Een pleidooi voor circulair bouwen
De Potterij is een voormalig wasserijbedrijf in de stad Mechelen in België. In 2015 kocht OVAM, de Openbare Vlaamse Afvalstoffenmaatschappij, het zwaar vervuilde terrein aan voor het symbolische bedrag van één euro om het te saneren. Daar stond natuurlijk tegenover dat het saneren van de grond het jarenlang onmogelijk zou maken om het terrein te herontwikkelen. De OVAM besliste intussen om de toegankelijke delen van het voormalige wasserijgebouw tijdelijk ter beschikking te stellen aan twee lokale organisaties met gemeenschappelijke circulaire ambities: Klusbib en Ko-Lab. Klusbib is een gereedschapsbibliotheek waar inwoners van de stad gereedschap kunnen lenen voor klussen aan huis of in de tuin. Ko-lab is een gedeelde werkplaats voor ambachten, technologie, kunst en wetenschap. Miss Miyagi en BUUR kregen de opdracht om het terrein verder te onderzoeken en te starten met de herontwikkeling op de lange termijn tot een circulaire hub.
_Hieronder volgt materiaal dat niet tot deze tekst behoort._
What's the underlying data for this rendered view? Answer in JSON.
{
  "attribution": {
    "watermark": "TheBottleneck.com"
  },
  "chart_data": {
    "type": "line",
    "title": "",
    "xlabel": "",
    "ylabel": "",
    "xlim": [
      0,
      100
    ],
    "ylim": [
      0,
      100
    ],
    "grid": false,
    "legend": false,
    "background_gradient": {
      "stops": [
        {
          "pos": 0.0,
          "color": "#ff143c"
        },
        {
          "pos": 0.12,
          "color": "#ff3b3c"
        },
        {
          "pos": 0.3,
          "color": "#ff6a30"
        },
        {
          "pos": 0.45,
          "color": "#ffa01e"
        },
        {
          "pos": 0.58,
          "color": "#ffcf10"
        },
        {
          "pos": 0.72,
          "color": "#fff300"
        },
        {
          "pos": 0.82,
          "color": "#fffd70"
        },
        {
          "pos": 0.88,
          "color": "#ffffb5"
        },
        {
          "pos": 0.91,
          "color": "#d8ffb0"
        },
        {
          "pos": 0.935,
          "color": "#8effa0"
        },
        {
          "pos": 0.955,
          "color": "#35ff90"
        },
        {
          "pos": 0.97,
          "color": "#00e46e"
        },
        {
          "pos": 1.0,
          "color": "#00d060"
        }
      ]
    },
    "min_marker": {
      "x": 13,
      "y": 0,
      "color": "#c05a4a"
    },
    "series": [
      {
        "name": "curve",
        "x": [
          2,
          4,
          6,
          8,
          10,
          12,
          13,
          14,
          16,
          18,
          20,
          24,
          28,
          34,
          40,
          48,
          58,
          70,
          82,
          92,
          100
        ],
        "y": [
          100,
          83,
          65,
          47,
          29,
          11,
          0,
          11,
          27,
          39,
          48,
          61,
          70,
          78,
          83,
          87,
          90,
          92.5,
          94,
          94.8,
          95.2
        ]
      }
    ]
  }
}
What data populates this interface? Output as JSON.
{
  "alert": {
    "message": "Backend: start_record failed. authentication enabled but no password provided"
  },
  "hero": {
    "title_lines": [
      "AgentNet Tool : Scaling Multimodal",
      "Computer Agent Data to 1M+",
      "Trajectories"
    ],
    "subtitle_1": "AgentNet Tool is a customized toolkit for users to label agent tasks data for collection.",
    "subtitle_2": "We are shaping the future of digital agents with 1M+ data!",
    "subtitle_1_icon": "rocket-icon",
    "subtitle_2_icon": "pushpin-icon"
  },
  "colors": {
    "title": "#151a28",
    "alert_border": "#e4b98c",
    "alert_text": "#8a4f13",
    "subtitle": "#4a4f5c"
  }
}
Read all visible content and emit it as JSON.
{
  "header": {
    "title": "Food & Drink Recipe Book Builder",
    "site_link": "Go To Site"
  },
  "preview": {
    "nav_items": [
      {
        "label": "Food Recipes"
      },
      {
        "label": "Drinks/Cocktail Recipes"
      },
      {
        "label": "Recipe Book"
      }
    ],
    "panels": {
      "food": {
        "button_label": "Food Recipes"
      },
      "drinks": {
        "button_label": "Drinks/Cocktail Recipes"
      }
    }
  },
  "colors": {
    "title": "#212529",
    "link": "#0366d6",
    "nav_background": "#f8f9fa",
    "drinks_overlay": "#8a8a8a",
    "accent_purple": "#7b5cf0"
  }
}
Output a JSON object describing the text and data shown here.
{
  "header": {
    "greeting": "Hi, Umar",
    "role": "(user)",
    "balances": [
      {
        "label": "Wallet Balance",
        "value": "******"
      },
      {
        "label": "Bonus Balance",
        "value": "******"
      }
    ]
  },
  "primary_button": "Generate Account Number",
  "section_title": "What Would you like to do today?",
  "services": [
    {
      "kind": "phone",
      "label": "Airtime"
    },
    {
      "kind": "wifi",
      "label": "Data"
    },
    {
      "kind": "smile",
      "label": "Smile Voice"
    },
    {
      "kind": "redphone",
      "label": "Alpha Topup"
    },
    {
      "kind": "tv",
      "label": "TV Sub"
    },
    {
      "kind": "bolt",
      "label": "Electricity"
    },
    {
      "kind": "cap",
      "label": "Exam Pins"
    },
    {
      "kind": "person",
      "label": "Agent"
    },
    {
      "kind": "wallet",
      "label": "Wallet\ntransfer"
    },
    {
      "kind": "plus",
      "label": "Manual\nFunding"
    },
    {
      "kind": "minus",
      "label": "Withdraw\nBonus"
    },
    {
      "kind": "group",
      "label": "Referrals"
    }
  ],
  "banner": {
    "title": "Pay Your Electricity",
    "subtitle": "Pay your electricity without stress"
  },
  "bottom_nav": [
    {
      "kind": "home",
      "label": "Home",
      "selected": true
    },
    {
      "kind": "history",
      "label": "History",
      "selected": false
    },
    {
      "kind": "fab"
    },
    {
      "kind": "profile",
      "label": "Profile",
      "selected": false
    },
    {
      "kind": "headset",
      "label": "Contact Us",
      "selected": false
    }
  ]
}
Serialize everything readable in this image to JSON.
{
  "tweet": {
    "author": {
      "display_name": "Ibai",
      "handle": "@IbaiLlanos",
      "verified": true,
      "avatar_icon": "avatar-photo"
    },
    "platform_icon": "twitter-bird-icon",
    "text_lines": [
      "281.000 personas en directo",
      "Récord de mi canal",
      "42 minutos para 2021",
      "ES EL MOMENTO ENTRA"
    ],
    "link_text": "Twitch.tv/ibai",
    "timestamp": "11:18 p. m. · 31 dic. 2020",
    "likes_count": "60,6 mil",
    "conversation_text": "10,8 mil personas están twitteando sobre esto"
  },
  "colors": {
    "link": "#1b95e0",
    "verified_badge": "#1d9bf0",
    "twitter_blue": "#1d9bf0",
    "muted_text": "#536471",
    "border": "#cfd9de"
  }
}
Het creëren van een proeftuin
„De OVAM investeerde tot 2 miljoen euro om het terrein schoon te maken”, zegt An Eijkelenburg. „Toen we de Potterij binnenliepen, besloten we dat we het niet wilden verkopen aan iemand die luxe lofts gaat bouwen. Het gebouw heeft een soort poëzie. Het is een oud industrieel pand met een zeer open structuur en daglicht dat van bovenaf naar binnen valt. Toen ontstond het idee van de circulaire hub. We besloten iets te doen voor onze gemeenschap en wilden de investering die de samenleving had gedaan om het terrein te saneren, teruggeven.”
De aanduiding 'proeftuin' is gekozen omdat het tijdelijke gebruik van gebouwen een goede werkplaats kan zijn om te testen en te voelen hoe circulaire gebouwen en bouwproducten zich gedragen. Het oorspronkelijke idee was om Klusbib voor twee jaar onder te brengen in een modulair bouwontwerp dat daarna naar een andere locatie kon worden verplaatst. „We hebben eerst een skelet in de ruimte gebouwd en daarbinnen een doos gemaakt van circulaire bouwmaterialen, zoals de vloer, muren en het plafond. De uitdaging bij het ontwikkelen van de doos is om de juiste grid te hebben, omdat modulaire bouwmaterialen meestal een vaste afmeting hebben. Dus toen we de doos ontwierpen, moesten we ervoor zorgen dat alle onderdelen met elkaar verbonden konden worden en als één geheel zouden functioneren. En, minstens zo belangrijk, dat we ze gemakkelijk konden loskoppelen, zodat ze elders opnieuw konden worden gebruikt.”
Zichtbaarheid inkopen
Aangezien de circulaire economie nog lang niet het ‘nieuwe normaal’ is, hoe ga je dan te werk om de materialen en diensten voor zo’n project in te kopen? „Aan inkoop hebben we eigenlijk niet veel gedaan. De meeste producenten wilden het project graag sponsoren en hun circulaire bouwmaterialen ter beschikking stellen, omdat ons project veel zichtbaarheid heeft. Het heeft een duidelijke plek in onze lokale gemeenschap en ook in de grotere circulaire bouwwereld. Dus kwamen ze maar al te graag in hun vrachtwagens aanrijden om de materialen gratis af te leveren.”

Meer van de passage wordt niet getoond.